Energie  |    |  Sophie Fabrégat  |  Actu-Environnement.com
Agroalimentaire : un mix énergétique diversifié pour Triballat Noyal

L'engagement sur la question énergétique n'est pas nouveau pour l'entreprise agroalimentaire Triballat Noyal, qui commercialise notamment les marques Sojasun et Vrai. Basée historiquement en Îlle-et-Vilaine depuis 1951, cette entreprise compte aujourd'hui 15 sites de production en France. « Chaque site a un référent énergie », explique Jean-Marc Lévêque, directeur développement durable du groupe. Ce référent énergie peut s'appuyer sur un système d'information et de management de l'énergie mis en place dès 2002 pour optimiser les consommations. Peu à peu amélioré, ce système s'appuie aujourd'hui sur un logiciel de suivi qui calcule les consommations énergétiques de référence en fonction de différents facteurs influents (température, production...). Il permet de détecter rapidement les anomalies de consommation d'énergie et leurs causes. En 2015, cinq sites de l'entreprise ont été certifiés ISO 50001 pour cette gestion de l'énergie. En parallèle, l'entreprise a fait le choix de développer les énergies renouvelables. Photovoltaïque, éolien, biomasse… Son mix énergétique est progressivement diversifié et décarboné.

Chaleur et électricité renouvelables

En 2011, une éolienne a été installée sur le site de production de Sojasun à Châteaubourg, à proximité de Rennes. D'une capacité de 0,8 MW, elle doit couvrir près de 10 % de la consommation d'électricité utile pour la fabrication des yaourts et boissons au soja. La turbine est venue compléter les 21 m2 de panneaux photovoltaïques qui étaient installés sur le site depuis 2006 et qui ont été renouvelés et doublés depuis.

 
Chaque site a un référent énergie.  
Jean-Marc Lévêque, directeur développement durable du groupe
 
Trois ans plus tard, en décembre 2015, une chaudière biomasse est venue en renfort des deux chaudières à gaz du site pour la production de vapeur. D'une puissance de 3,6 MW, elle couvre 70 à 80 % des besoins en vapeur de l'usine. Désormais, les chaudières à gaz existantes assurent l'appoint et le secours. La chaleur dégagée par les fumées est récupérée pour l'unité de séchage.

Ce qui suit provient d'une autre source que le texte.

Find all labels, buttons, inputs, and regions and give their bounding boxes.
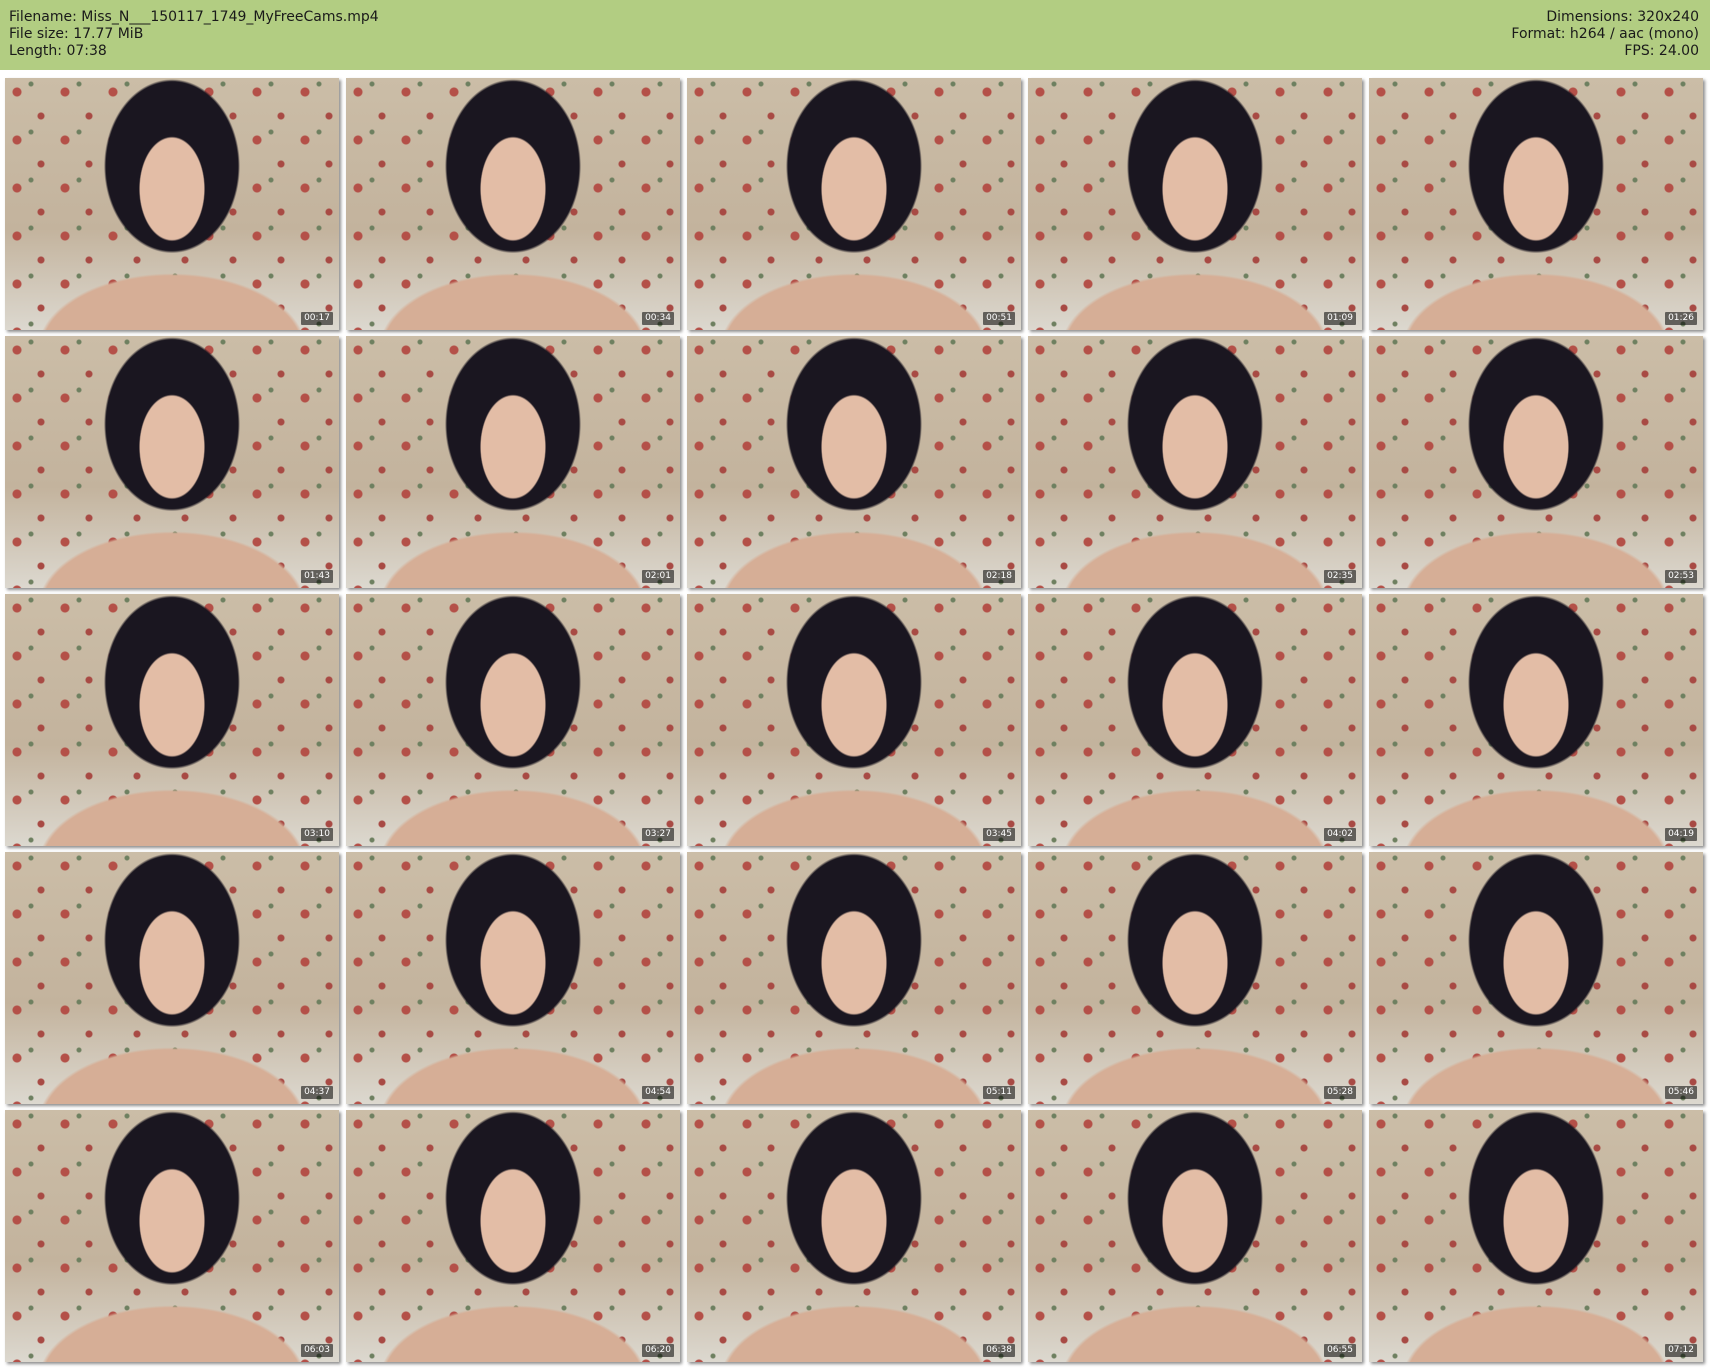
frame-timestamp: 05:11 (983, 1086, 1015, 1099)
frame-timestamp: 00:51 (983, 312, 1015, 325)
frame-timestamp: 04:54 (642, 1086, 674, 1099)
filename-text: Filename: Miss_N___150117_1749_MyFreeCam… (9, 9, 379, 25)
frame-timestamp: 01:26 (1665, 312, 1697, 325)
frame-timestamp: 02:18 (983, 570, 1015, 583)
video-frame-thumbnail[interactable]: 02:35 (1028, 336, 1362, 588)
video-frame-thumbnail[interactable]: 04:37 (5, 852, 339, 1104)
format-text: Format: h264 / aac (mono) (1511, 26, 1699, 42)
frame-timestamp: 03:27 (642, 828, 674, 841)
dimensions-text: Dimensions: 320x240 (1546, 9, 1699, 25)
frame-timestamp: 01:09 (1324, 312, 1356, 325)
video-frame-thumbnail[interactable]: 01:09 (1028, 78, 1362, 330)
video-frame-thumbnail[interactable]: 00:51 (687, 78, 1021, 330)
frame-timestamp: 04:02 (1324, 828, 1356, 841)
video-frame-thumbnail[interactable]: 06:38 (687, 1110, 1021, 1362)
frame-timestamp: 02:01 (642, 570, 674, 583)
length-text: Length: 07:38 (9, 43, 107, 59)
video-frame-thumbnail[interactable]: 01:26 (1369, 78, 1703, 330)
video-frame-thumbnail[interactable]: 04:54 (346, 852, 680, 1104)
frame-timestamp: 06:20 (642, 1344, 674, 1357)
filesize-text: File size: 17.77 MiB (9, 26, 144, 42)
frame-timestamp: 06:03 (301, 1344, 333, 1357)
video-frame-thumbnail[interactable]: 05:28 (1028, 852, 1362, 1104)
video-frame-thumbnail[interactable]: 04:02 (1028, 594, 1362, 846)
video-frame-thumbnail[interactable]: 06:03 (5, 1110, 339, 1362)
frame-timestamp: 07:12 (1665, 1344, 1697, 1357)
frame-timestamp: 06:55 (1324, 1344, 1356, 1357)
frame-timestamp: 03:10 (301, 828, 333, 841)
video-frame-thumbnail[interactable]: 07:12 (1369, 1110, 1703, 1362)
frame-timestamp: 00:34 (642, 312, 674, 325)
video-frame-thumbnail[interactable]: 02:01 (346, 336, 680, 588)
video-frame-thumbnail[interactable]: 01:43 (5, 336, 339, 588)
file-info-header: Filename: Miss_N___150117_1749_MyFreeCam… (0, 0, 1710, 70)
fps-text: FPS: 24.00 (1624, 43, 1699, 59)
frame-timestamp: 05:28 (1324, 1086, 1356, 1099)
frame-timestamp: 06:38 (983, 1344, 1015, 1357)
video-frame-thumbnail[interactable]: 00:34 (346, 78, 680, 330)
video-frame-thumbnail[interactable]: 04:19 (1369, 594, 1703, 846)
frame-timestamp: 01:43 (301, 570, 333, 583)
video-frame-thumbnail[interactable]: 05:46 (1369, 852, 1703, 1104)
frame-timestamp: 03:45 (983, 828, 1015, 841)
file-info-right: Dimensions: 320x240 Format: h264 / aac (… (1511, 9, 1699, 60)
frame-timestamp: 02:35 (1324, 570, 1356, 583)
video-frame-thumbnail[interactable]: 06:55 (1028, 1110, 1362, 1362)
frame-timestamp: 04:19 (1665, 828, 1697, 841)
frame-timestamp: 00:17 (301, 312, 333, 325)
video-frame-thumbnail[interactable]: 03:10 (5, 594, 339, 846)
video-frame-thumbnail[interactable]: 02:53 (1369, 336, 1703, 588)
file-info-left: Filename: Miss_N___150117_1749_MyFreeCam… (9, 9, 379, 60)
frame-timestamp: 04:37 (301, 1086, 333, 1099)
video-frame-thumbnail[interactable]: 03:27 (346, 594, 680, 846)
video-frame-thumbnail[interactable]: 05:11 (687, 852, 1021, 1104)
video-frame-thumbnail[interactable]: 00:17 (5, 78, 339, 330)
frame-timestamp: 05:46 (1665, 1086, 1697, 1099)
video-frame-thumbnail[interactable]: 06:20 (346, 1110, 680, 1362)
frame-timestamp: 02:53 (1665, 570, 1697, 583)
video-frame-thumbnail[interactable]: 02:18 (687, 336, 1021, 588)
video-frame-thumbnail[interactable]: 03:45 (687, 594, 1021, 846)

Mais l'entreprise ne compte pas en rester là. Des ombrières photovoltaïques vont être installées sur 80 places de parking. Objectif : auto-consommer au maximum cette production, estimée à 200 000 kWh par an. Le taux d'auto-consommation ciblé est de 99 %. Le système de management de l'énergie devrait concourir à l'optimisation de cette consommation grâce à une meilleure connaissance des besoins énergétiques du site.

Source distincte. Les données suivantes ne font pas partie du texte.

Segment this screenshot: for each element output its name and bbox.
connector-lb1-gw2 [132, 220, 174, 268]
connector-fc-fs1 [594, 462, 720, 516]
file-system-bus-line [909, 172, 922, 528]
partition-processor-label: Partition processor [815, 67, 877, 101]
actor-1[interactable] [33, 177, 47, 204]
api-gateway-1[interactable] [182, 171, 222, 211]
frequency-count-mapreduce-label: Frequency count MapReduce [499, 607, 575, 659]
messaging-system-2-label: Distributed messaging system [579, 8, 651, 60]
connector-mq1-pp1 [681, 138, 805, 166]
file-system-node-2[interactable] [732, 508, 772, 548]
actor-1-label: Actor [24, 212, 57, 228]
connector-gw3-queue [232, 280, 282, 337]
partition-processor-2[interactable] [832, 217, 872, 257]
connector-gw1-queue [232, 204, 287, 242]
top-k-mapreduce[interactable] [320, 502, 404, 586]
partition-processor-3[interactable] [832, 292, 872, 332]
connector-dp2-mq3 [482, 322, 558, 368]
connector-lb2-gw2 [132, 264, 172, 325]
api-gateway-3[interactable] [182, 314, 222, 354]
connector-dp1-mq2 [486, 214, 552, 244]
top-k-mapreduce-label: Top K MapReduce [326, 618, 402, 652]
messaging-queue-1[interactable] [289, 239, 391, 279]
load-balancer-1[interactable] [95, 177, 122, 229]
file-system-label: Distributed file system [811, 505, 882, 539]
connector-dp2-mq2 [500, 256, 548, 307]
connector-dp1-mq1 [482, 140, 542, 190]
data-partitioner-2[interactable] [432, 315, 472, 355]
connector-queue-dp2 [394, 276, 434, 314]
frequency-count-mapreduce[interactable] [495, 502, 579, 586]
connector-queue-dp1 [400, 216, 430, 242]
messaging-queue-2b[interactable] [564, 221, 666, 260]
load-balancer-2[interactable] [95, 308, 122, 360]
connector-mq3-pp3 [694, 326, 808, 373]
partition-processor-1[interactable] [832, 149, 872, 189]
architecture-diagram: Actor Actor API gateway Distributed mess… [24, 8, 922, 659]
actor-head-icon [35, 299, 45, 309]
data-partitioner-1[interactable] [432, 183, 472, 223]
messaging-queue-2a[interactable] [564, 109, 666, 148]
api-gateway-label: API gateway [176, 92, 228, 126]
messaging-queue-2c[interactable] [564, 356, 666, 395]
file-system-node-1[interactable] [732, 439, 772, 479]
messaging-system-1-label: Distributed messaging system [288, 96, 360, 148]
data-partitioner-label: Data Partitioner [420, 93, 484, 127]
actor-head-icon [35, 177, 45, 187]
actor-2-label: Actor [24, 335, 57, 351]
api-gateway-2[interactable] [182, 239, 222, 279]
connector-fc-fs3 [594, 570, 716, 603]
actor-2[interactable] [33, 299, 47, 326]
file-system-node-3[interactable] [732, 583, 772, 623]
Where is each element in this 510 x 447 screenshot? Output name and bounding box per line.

Utiliser l'épargne salariale

Pour financer les ombrières photovoltaïques et les futurs équipements renouvelables, Triballat mise sur le fonds commun de placement d'entreprise (FCPE). L'idée est de mobiliser l'épargne salariale, en lui assurant une rentabilité de 2,75 %. L'entreprise, qui vise la neutralité carbone en 2021 pour son activité végétale, investit également dans les énergies renouvelables dans les exploitations agricoles avec lesquelles elle travaille.